Диодор Сицилийский говорит, пока Геракл был занят другими деяниями, уцелевшие амазонки, собрав свои силы у реки Фермодонта, попытались воздать эллинам за зло, которое причинил им поход Геракла. Наиболее же сильную ненависть питали они к афинянам по той причине, что Тесей увел в неволю предводительницу амазонок, которую звали Антиопой, а по мнению некоторых писателей – Ипполитой. Вступив в союз со скифами, амазонки собрали внушительные силы, с которыми предводительницы амазонок переправились через Боспор Киммерийский и прошли по Фракии. Пройдя значительную часть Европы, амазонки вторглись в Аттику и разбили стан в том месте, которое в память о них называется ныне Амазонием.

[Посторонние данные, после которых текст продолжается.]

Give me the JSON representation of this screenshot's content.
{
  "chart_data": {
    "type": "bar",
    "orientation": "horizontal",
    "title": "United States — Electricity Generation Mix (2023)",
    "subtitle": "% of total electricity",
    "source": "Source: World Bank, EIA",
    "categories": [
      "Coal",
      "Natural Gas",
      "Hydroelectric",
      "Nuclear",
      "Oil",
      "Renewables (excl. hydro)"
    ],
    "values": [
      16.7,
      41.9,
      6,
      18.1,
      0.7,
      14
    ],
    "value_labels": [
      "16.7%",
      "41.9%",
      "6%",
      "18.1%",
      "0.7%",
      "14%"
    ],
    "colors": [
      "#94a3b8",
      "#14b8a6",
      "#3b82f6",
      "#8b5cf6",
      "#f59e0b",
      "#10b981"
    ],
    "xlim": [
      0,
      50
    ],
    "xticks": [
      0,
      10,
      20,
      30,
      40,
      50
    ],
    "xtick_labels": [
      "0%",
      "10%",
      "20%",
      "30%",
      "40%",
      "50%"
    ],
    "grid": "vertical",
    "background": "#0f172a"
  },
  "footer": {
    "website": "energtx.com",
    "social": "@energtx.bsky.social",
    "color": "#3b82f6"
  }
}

Согласно «Тесею» Плутарха, амазонки разбили лагерь в самих Афинах, но сначала овладели всей страной и подступили безбоязненно к городским стенам. Они, как сообщает Гелланик, пришли в Аттику, перебравшись через Боспор Киммерийский по льду, а о том, что они стояли лагерем почти в Акрополе, свидетельствуют названия многих мест и могилы павших. Долгое время обе стороны медлили, не решаясь начать сражение, но, в конце концов, Тесей, следуя какому-то прорицанию, принес жертву сыну и спутнику бога войны Ареса Деймосу (ужас) и ударил на противника. Битва происходила в месяце боэдромионе, в память о ней и справляют афиняне праздник Боэдромии. Историк Клидем, стараясь быть точным во всем, сообщает, что боевое левое крыло амазонок растянулось до нынешнего Амазония, правым же они надвигались на Пникс вдоль Хрисы. С правым крылом афиняне и завязали бой, спустившись с Мусея, и могилы убитых находятся на улице, ведущей к воротам подле святилища героя Халкодонта, которые ныне зовут Пирейскими. В этой схватке афиняне отступили перед воинственными женщинами и были уже у храма Эвменид, когда другой их отряд, подоспевший от Палладия, Ардетта и Ликея, отбросил амазонок до самого их лагеря, нанеся им существенные потери. На четвертом месяце войны противники заключили перемирие благодаря посредничеству Антиопы (Ипполиты). Рассказывают, что раненых амазонок Антиопа тайно переправила в Халкиду, и там они получили необходимый уход, а убитые были похоронены близ места, теперь именуемого Амазонием. Но о том, что война завершилась мирным соглашением, свидетельствует и название соседствующего с храмом Тесея Горкомосия, и жертвы, которые в древности приносили амазонкам накануне Тесей. Гробницу амазонок показывают у себя и мегаряне по дороге от площади к так называемому Русу, там, где стоит Ромбоид. Сообщают также, что иные амазонки скончались близ Херонеи и были преданы земле на берегу ручья, который когда-то именовался Фермодонтом.